Let students experiment with limiting their color palettes and adding their own “gold” or metallic details with the supplies in the Nasco Metallic Art Supply Enhancement Pack.
Yinka Shonibare
Yinka Shonibare is an interdisciplinary artist whose works include painting, sculpture, installations, and photography that focus on the intricacies of cultural identity. As a young art student, Shonibare developed transverse myelitis, a disease that left him paralyzed on one side of his body.
Shonibare’s disability did not stop him from creating a body of work that includes large public art installations. This includes his wind sculpture series, with works such as Wind Sculpture (SG) I and Wind Sculpture VII. Just like these sculptures, many of his artworks feature batik fabric, or fabric that has been coated in wax designs and then dyed. You can walk students through the batik process and using symbolism and positive and negative space with this easy classroom kit.

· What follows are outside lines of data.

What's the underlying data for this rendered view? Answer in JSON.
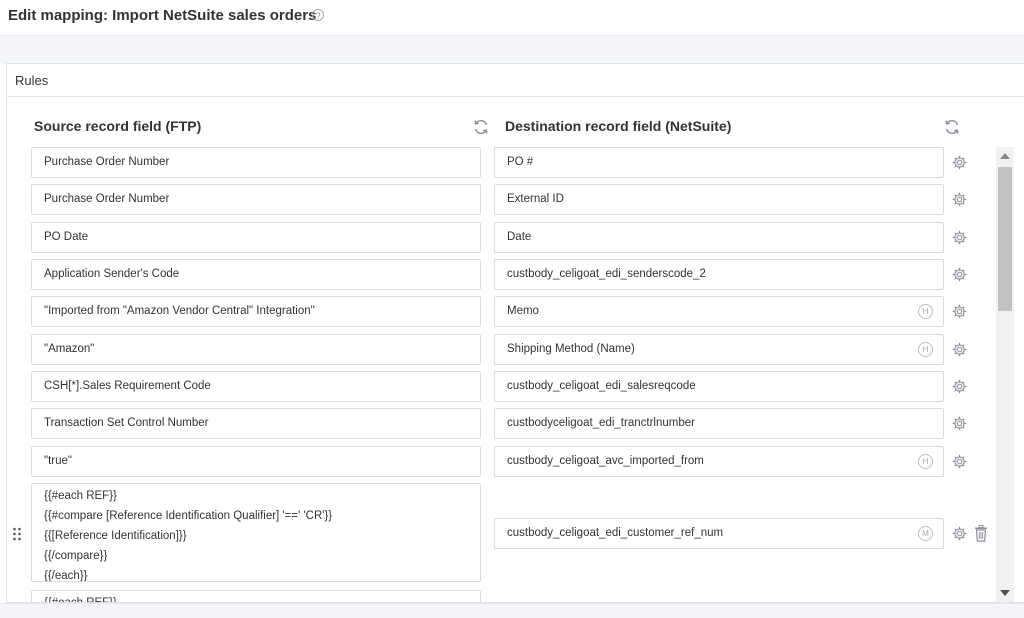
{
  "header": {
    "title": "Edit mapping: Import NetSuite sales orders",
    "help_icon": "?"
  },
  "rules": {
    "label": "Rules"
  },
  "columns": {
    "source": "Source record field (FTP)",
    "destination": "Destination record field (NetSuite)"
  },
  "rows": [
    {
      "source": "Purchase Order Number",
      "destination": "PO #",
      "badge": ""
    },
    {
      "source": "Purchase Order Number",
      "destination": "External ID",
      "badge": ""
    },
    {
      "source": "PO Date",
      "destination": "Date",
      "badge": ""
    },
    {
      "source": "Application Sender's Code",
      "destination": "custbody_celigoat_edi_senderscode_2",
      "badge": ""
    },
    {
      "source": "\"Imported from \"Amazon Vendor Central\" Integration\"",
      "destination": "Memo",
      "badge": "H"
    },
    {
      "source": "\"Amazon\"",
      "destination": "Shipping Method (Name)",
      "badge": "H"
    },
    {
      "source": "CSH[*].Sales Requirement Code",
      "destination": "custbody_celigoat_edi_salesreqcode",
      "badge": ""
    },
    {
      "source": "Transaction Set Control Number",
      "destination": "custbodyceligoat_edi_tranctrlnumber",
      "badge": ""
    },
    {
      "source": "\"true\"",
      "destination": "custbody_celigoat_avc_imported_from",
      "badge": "H"
    }
  ],
  "multi_row": {
    "source_lines": [
      "{{#each REF}}",
      "{{#compare [Reference Identification Qualifier] '==' 'CR'}}",
      "{{[Reference Identification]}}",
      "{{/compare}}",
      "{{/each}}"
    ],
    "destination": "custbody_celigoat_edi_customer_ref_num",
    "badge": "M"
  },
  "partial_row": {
    "source": "{{#each REF}}"
  },
  "icons": {
    "refresh": "refresh-icon",
    "settings": "gear-icon",
    "drag": "drag-handle-icon",
    "delete": "trash-icon"
  },
  "colors": {
    "border": "#d6dae2",
    "band": "#f4f5f8",
    "icon": "#8a8f99"
  }
}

After viewing Shonibare’s work, discuss public art installations with students. What purpose do they serve? How do they make people feel and think?
Then, have students plan their own public art installations by researching where they could erect their art and then drawing plans for it on a small scale. If your school has the available space, plan a collaborative piece of public art, such as a tile mosaic, that your students can all contribute to.
Wangechi Mutu
Wangechi Mutu, painter and collage artist, works by “piecing together magazine imagery with painted surfaces and found materials.”
Mutu uses a variety of mediums to create her surrealist pieces. Share some of her work with students and ask them what they notice about her art (note that not all her artworks might be considered appropriate in your school setting). Students might notice the natural materials combined with magazine photographs. They might also notice that different body parts are used to make up parts of a face or other parts of a body.
After discussing Mutu’s work, give students artistic license to work with a variety of media to create collages, including old books, maps, magazines, paint, paper, and found objects. Get started quickly with the free “I am an artist” lesson plan.
Before students begin, talk about what they wish to express and what media would help them express it. Discuss color, rhythm, and symbolism, and then set them free to create!
More black artists to discover
Your art room offers an environment for students to feel safe and free to express themselves, and the work you are doing to diversify your lessons is so important. As you continue to integrate diversity into your lessons, check out a few more black artists who’ve made their mark in the world:
- Julie Mehretu: A large-scale abstract and multimedia artist, Mehretu’s gestural works are reminiscent of cities and geographies.
- Kerry James Marshall: Marshall’s work depicts themes that were typically excluded from Western art.
- Kehinde Wiley: Wiley is an American portrait painter who is most well-known for painting President Barack Obama’s portrait.
- Philemona Williamson: Williamson is a figurative painter who explores storytelling, narrative, and forms of surrealism with her intriguing work.